Bölüm 100

7.8K 674 68
                                    

Mars, yapıştığı bariyerden kalkarken, yere doğru tükürdü. Hazırlıksız yakalandığı için bu duruma düşmüştü. Varisin bir anda, Ensi Unvanlı alemlere gireceğini hiç düşünmüyordu. Fakat bu durumun çok daha eğlenceli olacağı değişmez bir gerçekti. Kılıcını eline aldığı gibi gerçek hızını kullanmadan varise doğru hücum etti.

''Geliyorum!''

Sadece bir kaç salise sonra Akira'nın önünde belirerek, kılıcını onun görebileceği kadar hızlı bir şekilde savurdu. Akira, kendisine doğru gelen kılıcının doğrultusuna Aegis'i getirerek, kendisine zarar gelmesini önlemeye çalıştı. Fakat unuttuğu bir şey vardı. Bu yüzden kendisini bir anda bariyere doğru uçarken bulmuştu.

Gümmm

Akira, havada uçarken son anda Aegis'i bariyere doğru çevirerek, vücudunun çok daha küçük bir zarar almasını sağladı. Fakat bu darbe bile onun enerjisini götürmüş gibiydi.

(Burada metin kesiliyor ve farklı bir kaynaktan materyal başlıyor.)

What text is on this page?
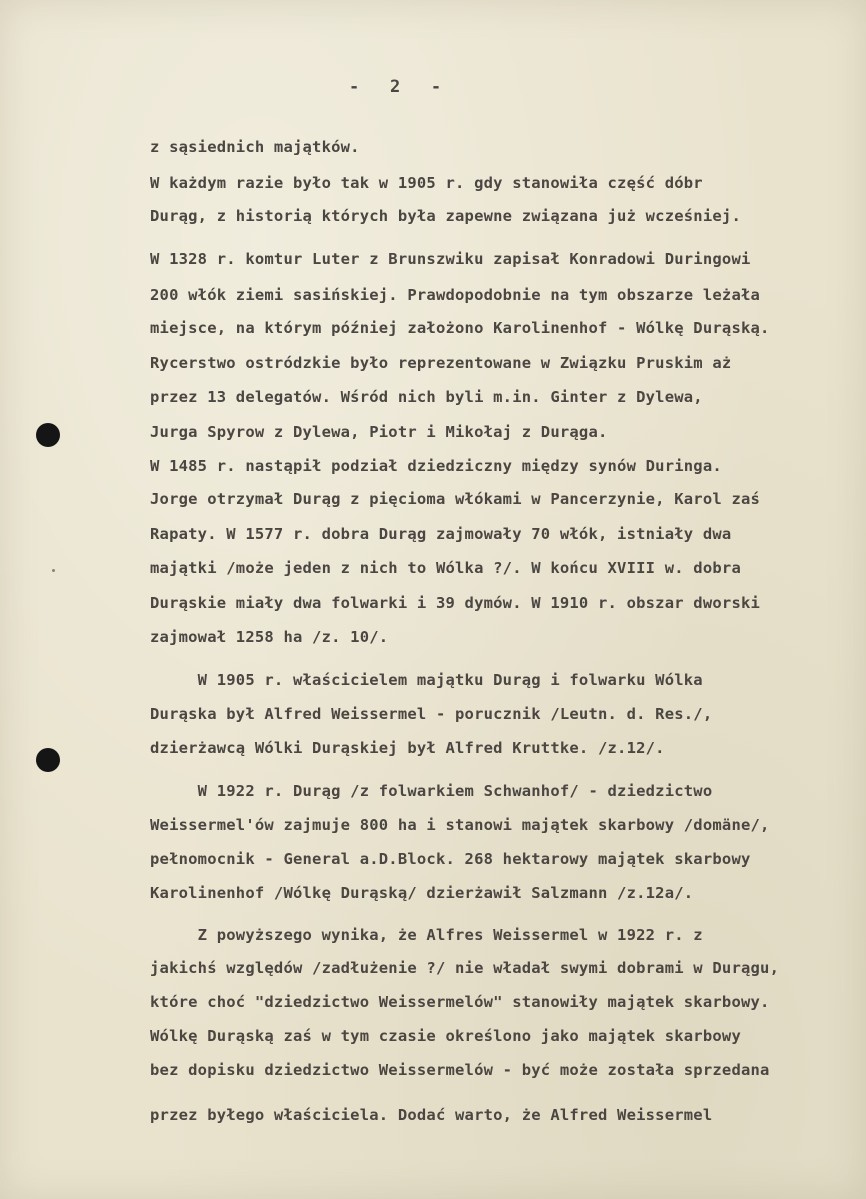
-   2   -
z sąsiednich majątków.
W każdym razie było tak w 1905 r. gdy stanowiła część dóbr
Durąg, z historią których była zapewne związana już wcześniej.
W 1328 r. komtur Luter z Brunszwiku zapisał Konradowi Duringowi
200 włók ziemi sasińskiej. Prawdopodobnie na tym obszarze leżała
miejsce, na którym później założono Karolinenhof - Wólkę Durąską.
Rycerstwo ostródzkie było reprezentowane w Związku Pruskim aż
przez 13 delegatów. Wśród nich byli m.in. Ginter z Dylewa,
Jurga Spyrow z Dylewa, Piotr i Mikołaj z Durąga.
W 1485 r. nastąpił podział dziedziczny między synów Duringa.
Jorge otrzymał Durąg z pięcioma włókami w Pancerzynie, Karol zaś
Rapaty. W 1577 r. dobra Durąg zajmowały 70 włók, istniały dwa
majątki /może jeden z nich to Wólka ?/. W końcu XVIII w. dobra
Durąskie miały dwa folwarki i 39 dymów. W 1910 r. obszar dworski
zajmował 1258 ha /z. 10/.
W 1905 r. właścicielem majątku Durąg i folwarku Wólka
Durąska był Alfred Weissermel - porucznik /Leutn. d. Res./,
dzierżawcą Wólki Durąskiej był Alfred Kruttke. /z.12/.
W 1922 r. Durąg /z folwarkiem Schwanhof/ - dziedzictwo
Weissermel'ów zajmuje 800 ha i stanowi majątek skarbowy /domäne/,
pełnomocnik - General a.D.Block. 268 hektarowy majątek skarbowy
Karolinenhof /Wólkę Durąską/ dzierżawił Salzmann /z.12a/.
Z powyższego wynika, że Alfres Weissermel w 1922 r. z
jakichś względów /zadłużenie ?/ nie władał swymi dobrami w Durągu,
które choć "dziedzictwo Weissermelów" stanowiły majątek skarbowy.
Wólkę Durąską zaś w tym czasie określono jako majątek skarbowy
bez dopisku dziedzictwo Weissermelów - być może została sprzedana
przez byłego właściciela. Dodać warto, że Alfred Weissermel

''Varis, varis, varis.. Savaşta ayaklarını yere sağlam basmalısın. Yoksa böyle uçarsın. Hahaha..''

Mars, Kaos'un kendisine karışmayacağını söylediği andan itibaren çok rahattı. Karşısındaki aptalı öldürürse ceza almayacaktı. Sadece, Kaos'un izin vermesi gerekiyordu o kadar. Akira ise sadece düştüğü yerden ayağa kalktı. Bu aptalı şuan öldüremese bile ileride öldüreceğinden emindi. Şuan ise tüm gücünü kullanarak kendisinden çok daha güçlü ve tecrübeli bir kişiyi yenmek, daha doğrusu ona zarar vermeliydi. Bu sayede ustasının isteğini yerine getirmiş olacaktı. Fakat bu savaş Akira için çok daha başka bir şey ifade ediyordu. Ustası, Arc, Erc hatta karısı Hemera tarafından sürekli olarak Ölümsüzler'in ne kadar güçlü oldukları konusunda uyarılmıştı. Kendisini bu kadar uyardıkları bu güncün nasıl olduğunu görmek istiyordu. Üstelik karşısındaki kişi tanrılar arasında savaş ile en içli-dışlı olan kişiydi.

''Gel.''

Akira, ayağa kalktığında, karşısındaki bu aptalın sözlerine yanıt vermedi. Az önceki darbeyi aldığında, Aegis'in yeteneğini kullanmadığı için o kadar uçmuştu. Kendisi, bu tanrıdan çok daha güçsüz olsa da, ortakları olan Linda ve Aegis, onu ikiye katlardı. Üstelik ustasının bu tanrıya zarar vermesini istediğini anlamıştı. Aegis'i gönderme amacı başka ne olabilirdi ki? Mars, ayağa kalkan varisi görünce gözlerini kıstı. O darbeyi başka birisi alsaydı, en azından bir kaburgası kırılmış olurdu. Bu çocuğu biraz daha ciddiye almaya karar vererek, yıldız enerjisi kullanmaya karar verdi. Eskisinden çok daha hızlı bir şekilde ileriye atılıp, ansızın varisin önünde belirerek yeniden kılıcını savurdu. Bu darbeyi vururken, onu öldürmeyecek şekilde kılıcının geniş yüzeyini savurmuştu. Kaos hala izin vermediği için dikkatli davranması gerekiyordu. Fakat hiç beklemediği bir şey oldu. Akira'nın kendisini görememesi gerekiyorken, bir anda kolundaki kalkanı kılıcın yörüngesine getirerek savunma yaptı.

Çınn...

Mars, kılıcının kalkana değdiği anda titremesini umursamadan, savunma yaparken açık veren varise çelme takarak yere düşmesini sağladı. Akira, ne olduğunu anlayamadan yere doğru düşerken, Mars olduğu yerden 20 metre uzakta belirmişti bile. Yüzündeki gülümseme resmen varisi küçümsediğini haykırıyordu.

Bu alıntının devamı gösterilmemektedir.